On the 6th Ernie Smith looked back on Sunday Night (aka. Night Music) over at Medium:
“The year that Sunday Night, originally envisioned as a musical counterpart to NBC’s SNL, debuted on the network. The show was designed to bring together a whole bunch of disparate musicians, many of whom were big names, and have them perform both older songs and newer tunes. The concept was formulated by a number of figures who had close associations with NBC during the era, including jazz musician David Sanborn, who spent time in the SNL house band and frequently guested with Paul Shaffer’s band on Late Night With David Letterman. Sanborn reportedly sold the idea to Lorne Michaels, who gave it the room to breathe on NBC, where it spent its first season. During its second season, the show was syndicated and its name was changed to Night Music, in part to allow syndicators to air it at any time of the week; during both seasons, the show was presented by the beer brand Michelob.”

Also on the 6th, Evelyn McDonnell and Elisabeth Vincentelli created a riot grrrl listening guide for The New York Times:
“Leapt upon by the media, riot grrrl disappeared almost as quickly as it materialized — too stubborn or scared to plunge or get sucked into the mainstream. But its influence has persisted, resurfacing in the last decade with the traveling art exhibition ‘Alien She,’ books including the young adult novel ‘Moxie’ (optioned by Amy Poehler’s film company), and untold numbers of bands, most famously Pussy Riot. In the wake of this riot grrrl renaissance, or resurgence, the OGs are reclaiming their place in history, and their spot on the stage.”

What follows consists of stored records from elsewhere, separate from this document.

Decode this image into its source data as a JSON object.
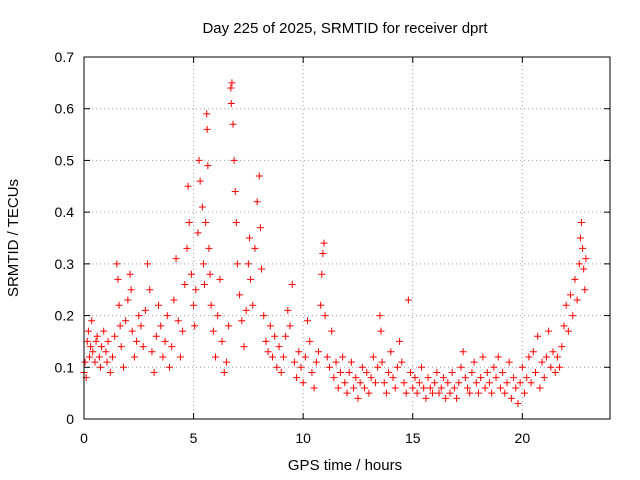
{
  "chart_data": {
    "type": "scatter",
    "title": "Day 225 of 2025, SRMTID for receiver dprt",
    "xlabel": "GPS time / hours",
    "ylabel": "SRMTID / TECUs",
    "xlim": [
      0,
      24
    ],
    "ylim": [
      0,
      0.7
    ],
    "xticks": [
      0,
      5,
      10,
      15,
      20
    ],
    "xtick_labels": [
      "0",
      "5",
      "10",
      "15",
      "20"
    ],
    "yticks": [
      0,
      0.1,
      0.2,
      0.3,
      0.4,
      0.5,
      0.6,
      0.7
    ],
    "ytick_labels": [
      "0",
      "0.1",
      "0.2",
      "0.3",
      "0.4",
      "0.5",
      "0.6",
      "0.7"
    ],
    "grid": true,
    "marker": "+",
    "marker_color": "#ff0000",
    "series": [
      {
        "name": "SRMTID",
        "points": [
          [
            0.0,
            0.09
          ],
          [
            0.05,
            0.11
          ],
          [
            0.1,
            0.08
          ],
          [
            0.15,
            0.15
          ],
          [
            0.2,
            0.17
          ],
          [
            0.25,
            0.12
          ],
          [
            0.3,
            0.14
          ],
          [
            0.35,
            0.19
          ],
          [
            0.4,
            0.13
          ],
          [
            0.5,
            0.11
          ],
          [
            0.55,
            0.15
          ],
          [
            0.6,
            0.16
          ],
          [
            0.7,
            0.12
          ],
          [
            0.75,
            0.1
          ],
          [
            0.8,
            0.14
          ],
          [
            0.9,
            0.17
          ],
          [
            1.0,
            0.13
          ],
          [
            1.05,
            0.11
          ],
          [
            1.1,
            0.15
          ],
          [
            1.2,
            0.09
          ],
          [
            1.3,
            0.12
          ],
          [
            1.4,
            0.16
          ],
          [
            1.5,
            0.3
          ],
          [
            1.55,
            0.27
          ],
          [
            1.6,
            0.22
          ],
          [
            1.65,
            0.18
          ],
          [
            1.7,
            0.14
          ],
          [
            1.8,
            0.1
          ],
          [
            1.9,
            0.19
          ],
          [
            2.0,
            0.23
          ],
          [
            2.1,
            0.28
          ],
          [
            2.15,
            0.25
          ],
          [
            2.2,
            0.17
          ],
          [
            2.3,
            0.12
          ],
          [
            2.4,
            0.15
          ],
          [
            2.5,
            0.2
          ],
          [
            2.6,
            0.18
          ],
          [
            2.7,
            0.14
          ],
          [
            2.8,
            0.21
          ],
          [
            2.9,
            0.3
          ],
          [
            3.0,
            0.25
          ],
          [
            3.1,
            0.13
          ],
          [
            3.2,
            0.09
          ],
          [
            3.3,
            0.16
          ],
          [
            3.4,
            0.22
          ],
          [
            3.5,
            0.18
          ],
          [
            3.6,
            0.12
          ],
          [
            3.7,
            0.15
          ],
          [
            3.8,
            0.2
          ],
          [
            3.9,
            0.1
          ],
          [
            4.0,
            0.14
          ],
          [
            4.1,
            0.23
          ],
          [
            4.2,
            0.31
          ],
          [
            4.3,
            0.19
          ],
          [
            4.4,
            0.12
          ],
          [
            4.5,
            0.17
          ],
          [
            4.6,
            0.26
          ],
          [
            4.7,
            0.33
          ],
          [
            4.75,
            0.45
          ],
          [
            4.8,
            0.38
          ],
          [
            4.9,
            0.28
          ],
          [
            5.0,
            0.22
          ],
          [
            5.05,
            0.18
          ],
          [
            5.1,
            0.25
          ],
          [
            5.2,
            0.36
          ],
          [
            5.25,
            0.5
          ],
          [
            5.3,
            0.46
          ],
          [
            5.4,
            0.41
          ],
          [
            5.45,
            0.3
          ],
          [
            5.5,
            0.26
          ],
          [
            5.55,
            0.38
          ],
          [
            5.6,
            0.59
          ],
          [
            5.62,
            0.56
          ],
          [
            5.65,
            0.49
          ],
          [
            5.7,
            0.33
          ],
          [
            5.75,
            0.28
          ],
          [
            5.8,
            0.22
          ],
          [
            5.9,
            0.17
          ],
          [
            6.0,
            0.12
          ],
          [
            6.1,
            0.2
          ],
          [
            6.2,
            0.27
          ],
          [
            6.3,
            0.15
          ],
          [
            6.4,
            0.09
          ],
          [
            6.5,
            0.11
          ],
          [
            6.6,
            0.18
          ],
          [
            6.7,
            0.64
          ],
          [
            6.72,
            0.61
          ],
          [
            6.75,
            0.65
          ],
          [
            6.8,
            0.57
          ],
          [
            6.85,
            0.5
          ],
          [
            6.9,
            0.44
          ],
          [
            6.95,
            0.38
          ],
          [
            7.0,
            0.3
          ],
          [
            7.1,
            0.24
          ],
          [
            7.2,
            0.19
          ],
          [
            7.3,
            0.14
          ],
          [
            7.4,
            0.21
          ],
          [
            7.5,
            0.3
          ],
          [
            7.55,
            0.35
          ],
          [
            7.6,
            0.27
          ],
          [
            7.7,
            0.22
          ],
          [
            7.8,
            0.33
          ],
          [
            7.9,
            0.42
          ],
          [
            8.0,
            0.47
          ],
          [
            8.05,
            0.37
          ],
          [
            8.1,
            0.29
          ],
          [
            8.2,
            0.2
          ],
          [
            8.3,
            0.15
          ],
          [
            8.4,
            0.13
          ],
          [
            8.5,
            0.18
          ],
          [
            8.6,
            0.12
          ],
          [
            8.7,
            0.16
          ],
          [
            8.8,
            0.1
          ],
          [
            8.9,
            0.14
          ],
          [
            9.0,
            0.09
          ],
          [
            9.1,
            0.12
          ],
          [
            9.2,
            0.16
          ],
          [
            9.3,
            0.21
          ],
          [
            9.4,
            0.18
          ],
          [
            9.5,
            0.26
          ],
          [
            9.6,
            0.11
          ],
          [
            9.7,
            0.08
          ],
          [
            9.8,
            0.13
          ],
          [
            9.9,
            0.1
          ],
          [
            10.0,
            0.07
          ],
          [
            10.1,
            0.12
          ],
          [
            10.2,
            0.19
          ],
          [
            10.3,
            0.15
          ],
          [
            10.4,
            0.09
          ],
          [
            10.5,
            0.06
          ],
          [
            10.6,
            0.11
          ],
          [
            10.7,
            0.13
          ],
          [
            10.8,
            0.22
          ],
          [
            10.85,
            0.28
          ],
          [
            10.9,
            0.32
          ],
          [
            10.95,
            0.34
          ],
          [
            11.0,
            0.2
          ],
          [
            11.1,
            0.12
          ],
          [
            11.2,
            0.1
          ],
          [
            11.3,
            0.17
          ],
          [
            11.4,
            0.08
          ],
          [
            11.5,
            0.11
          ],
          [
            11.6,
            0.06
          ],
          [
            11.7,
            0.09
          ],
          [
            11.8,
            0.12
          ],
          [
            11.9,
            0.07
          ],
          [
            12.0,
            0.05
          ],
          [
            12.1,
            0.09
          ],
          [
            12.2,
            0.11
          ],
          [
            12.3,
            0.06
          ],
          [
            12.4,
            0.08
          ],
          [
            12.5,
            0.04
          ],
          [
            12.6,
            0.07
          ],
          [
            12.7,
            0.1
          ],
          [
            12.8,
            0.06
          ],
          [
            12.9,
            0.09
          ],
          [
            13.0,
            0.05
          ],
          [
            13.1,
            0.08
          ],
          [
            13.2,
            0.12
          ],
          [
            13.3,
            0.07
          ],
          [
            13.4,
            0.1
          ],
          [
            13.5,
            0.2
          ],
          [
            13.55,
            0.17
          ],
          [
            13.6,
            0.11
          ],
          [
            13.7,
            0.07
          ],
          [
            13.8,
            0.05
          ],
          [
            13.9,
            0.09
          ],
          [
            14.0,
            0.13
          ],
          [
            14.1,
            0.08
          ],
          [
            14.2,
            0.06
          ],
          [
            14.3,
            0.1
          ],
          [
            14.4,
            0.15
          ],
          [
            14.5,
            0.11
          ],
          [
            14.6,
            0.07
          ],
          [
            14.7,
            0.05
          ],
          [
            14.8,
            0.23
          ],
          [
            14.9,
            0.09
          ],
          [
            15.0,
            0.06
          ],
          [
            15.1,
            0.08
          ],
          [
            15.2,
            0.05
          ],
          [
            15.3,
            0.07
          ],
          [
            15.4,
            0.1
          ],
          [
            15.5,
            0.06
          ],
          [
            15.6,
            0.04
          ],
          [
            15.7,
            0.08
          ],
          [
            15.8,
            0.06
          ],
          [
            15.9,
            0.05
          ],
          [
            16.0,
            0.07
          ],
          [
            16.1,
            0.09
          ],
          [
            16.2,
            0.05
          ],
          [
            16.3,
            0.06
          ],
          [
            16.4,
            0.08
          ],
          [
            16.5,
            0.04
          ],
          [
            16.6,
            0.07
          ],
          [
            16.7,
            0.05
          ],
          [
            16.8,
            0.09
          ],
          [
            16.9,
            0.06
          ],
          [
            17.0,
            0.04
          ],
          [
            17.1,
            0.07
          ],
          [
            17.2,
            0.1
          ],
          [
            17.3,
            0.13
          ],
          [
            17.4,
            0.08
          ],
          [
            17.5,
            0.06
          ],
          [
            17.6,
            0.05
          ],
          [
            17.7,
            0.09
          ],
          [
            17.8,
            0.11
          ],
          [
            17.9,
            0.07
          ],
          [
            18.0,
            0.05
          ],
          [
            18.1,
            0.08
          ],
          [
            18.2,
            0.12
          ],
          [
            18.3,
            0.06
          ],
          [
            18.4,
            0.09
          ],
          [
            18.5,
            0.07
          ],
          [
            18.6,
            0.05
          ],
          [
            18.7,
            0.1
          ],
          [
            18.8,
            0.08
          ],
          [
            18.9,
            0.12
          ],
          [
            19.0,
            0.06
          ],
          [
            19.1,
            0.09
          ],
          [
            19.2,
            0.05
          ],
          [
            19.3,
            0.07
          ],
          [
            19.4,
            0.11
          ],
          [
            19.5,
            0.04
          ],
          [
            19.6,
            0.08
          ],
          [
            19.7,
            0.06
          ],
          [
            19.8,
            0.03
          ],
          [
            19.9,
            0.07
          ],
          [
            20.0,
            0.1
          ],
          [
            20.1,
            0.05
          ],
          [
            20.2,
            0.08
          ],
          [
            20.3,
            0.12
          ],
          [
            20.4,
            0.07
          ],
          [
            20.5,
            0.13
          ],
          [
            20.6,
            0.09
          ],
          [
            20.7,
            0.16
          ],
          [
            20.8,
            0.06
          ],
          [
            20.9,
            0.11
          ],
          [
            21.0,
            0.08
          ],
          [
            21.1,
            0.12
          ],
          [
            21.2,
            0.17
          ],
          [
            21.3,
            0.1
          ],
          [
            21.4,
            0.13
          ],
          [
            21.5,
            0.09
          ],
          [
            21.6,
            0.12
          ],
          [
            21.7,
            0.1
          ],
          [
            21.8,
            0.14
          ],
          [
            21.9,
            0.18
          ],
          [
            22.0,
            0.22
          ],
          [
            22.1,
            0.17
          ],
          [
            22.2,
            0.24
          ],
          [
            22.3,
            0.2
          ],
          [
            22.4,
            0.27
          ],
          [
            22.5,
            0.23
          ],
          [
            22.6,
            0.3
          ],
          [
            22.65,
            0.35
          ],
          [
            22.7,
            0.38
          ],
          [
            22.75,
            0.33
          ],
          [
            22.8,
            0.29
          ],
          [
            22.85,
            0.25
          ],
          [
            22.9,
            0.31
          ]
        ]
      }
    ]
  }
}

Aaron Freedman, a comrade at Jacobin, argued that the peasants are the most important characters on Game of Thrones on the 8th:
“But while the ‘smallfolk’ — as they are known in the world of Game of Thrones — appear mostly in the background, they are in fact the beating heart of the show. Indeed, on looking closer, we can see them as our real protagonists. It is the laboring class, after all, who makes possible the agricultural and mineral wealth of families like the Lannisters and the Tyrells. And at the same time, the core narrative of the show — war — shapes the peasants most of all. In total war, it is not the lords and ladies who see the worst horrors, but the peasants whose fields are burned and homes destroyed.”

Finally, on the 9th Diane Shipley discussed how pop culture uses motherhood as a redemption arc for career women for Bitch Media:
“Pop culture motherhood is often used to shorthand the idea that we should care about characters who were previously coded as unlikable or threatening. Last-chance motherhood is a narrative device meant to normalize them and, in many cases, to keep them from challenging the status quo. On the final season of House of Cards, President Claire Hale (Robin Wright) learns that she’s carrying her despicable late husband’s baby. Her discovery would be surprising enough even without the fact that she’s in her late 40s and has terminated her last three pregnancies. This dramatic shift in priorities is explained by the fact that producing an heir ensures she can keep her husband’s assets, and the show has fun with the idea that pregnancy has softened borderline-sociopath Claire’s hard-nosed image and sent her approval ratings through the roof.”